Fuegos artificiales en el cielo de la capital, Zagreb, y gritos de alegría en las calles atestiguaron la victoria de Croacia en el partido por el tercer puesto del Mundial 2022 en Qatar, ayer, sábado, contra Marruecos (2-1).
“¡Croacia arde! Lágrimas, canciones, orgullo y alegría en todo el país”, resumió el periódico Vecernji List en su página de internet una vez finalizado el partido de Luka Modric –quien pudo haber jugado ayer su último partido mundialista debido a sus 37 años de edad que carga sobre la espalda– y los suyos.
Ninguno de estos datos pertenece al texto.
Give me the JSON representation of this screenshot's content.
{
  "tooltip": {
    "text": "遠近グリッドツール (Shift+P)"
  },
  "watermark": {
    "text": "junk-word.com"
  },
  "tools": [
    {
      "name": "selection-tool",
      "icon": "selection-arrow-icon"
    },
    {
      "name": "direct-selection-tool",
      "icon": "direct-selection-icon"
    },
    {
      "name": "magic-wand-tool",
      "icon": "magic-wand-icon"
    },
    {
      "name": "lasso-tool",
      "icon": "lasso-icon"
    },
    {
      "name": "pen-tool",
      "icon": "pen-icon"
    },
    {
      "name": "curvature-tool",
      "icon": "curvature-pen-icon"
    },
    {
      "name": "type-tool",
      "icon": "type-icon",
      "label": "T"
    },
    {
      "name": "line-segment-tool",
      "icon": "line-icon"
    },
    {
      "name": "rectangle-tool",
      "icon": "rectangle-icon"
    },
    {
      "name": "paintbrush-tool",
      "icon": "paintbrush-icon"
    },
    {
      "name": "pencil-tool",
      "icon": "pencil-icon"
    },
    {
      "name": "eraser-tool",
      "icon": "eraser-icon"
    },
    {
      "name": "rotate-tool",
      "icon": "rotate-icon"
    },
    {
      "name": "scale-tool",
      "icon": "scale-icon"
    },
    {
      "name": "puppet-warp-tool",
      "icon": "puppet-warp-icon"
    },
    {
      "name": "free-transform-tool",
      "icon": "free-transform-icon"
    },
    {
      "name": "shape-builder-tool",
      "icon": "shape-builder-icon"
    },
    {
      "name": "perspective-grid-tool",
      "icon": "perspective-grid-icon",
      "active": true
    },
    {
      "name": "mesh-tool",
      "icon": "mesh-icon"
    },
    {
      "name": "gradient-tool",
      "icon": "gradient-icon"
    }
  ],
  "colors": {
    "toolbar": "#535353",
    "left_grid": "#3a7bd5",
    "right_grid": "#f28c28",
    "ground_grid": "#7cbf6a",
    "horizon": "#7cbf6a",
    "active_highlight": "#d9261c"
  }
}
“Croacia va a pasar una larga y feliz noche”, añadió el periódico, con el apoyo de fotos de los aficionados, en varias ciudades, con banderas tricolores al viento en este país de cuatro millones de habitantes.
Después del tercer puesto de 1998 y la final de 2018 en Rusia, perdida contra Francia, es la tercera vez en que Croacia finaliza en el podio de una Copa del Mundo desde su independencia en 1991.
“¡Croacia es de nuevo el tercer país del mundo!”, proclamó el comentarista del partido en la cadena pública HRT al concluir el partido en Doha. “Estamos encantados, orgullosos, felices. Bravo Croacia, bravo los Vatreni”, añadió.
Varios miles de aficionados se congregaron en la plaza Jelacic, en el centro de Zagreb, para seguir el partido en una pantalla gigante.
Entre ellos se encontró a Ana Polic, una veinteañera envuelta en la bandera croata que se mostró también muy orgullosa.
“Tres medallas mundiales para nuestro país tan pequeño. Es un éxito enorme. Estoy tan orgullosa”, celebró Marin Lovric, de 32 años, que escogió un bar de Zagreb para seguir el partido.
La Cuadriculada será recibida el domingo en Zagreb por una multitud de aficionados, como ocurrió en 2018 cuando a su regreso de Rusia más de 550.000 croatas les aclamaron entre el aeropuerto y la plaza central.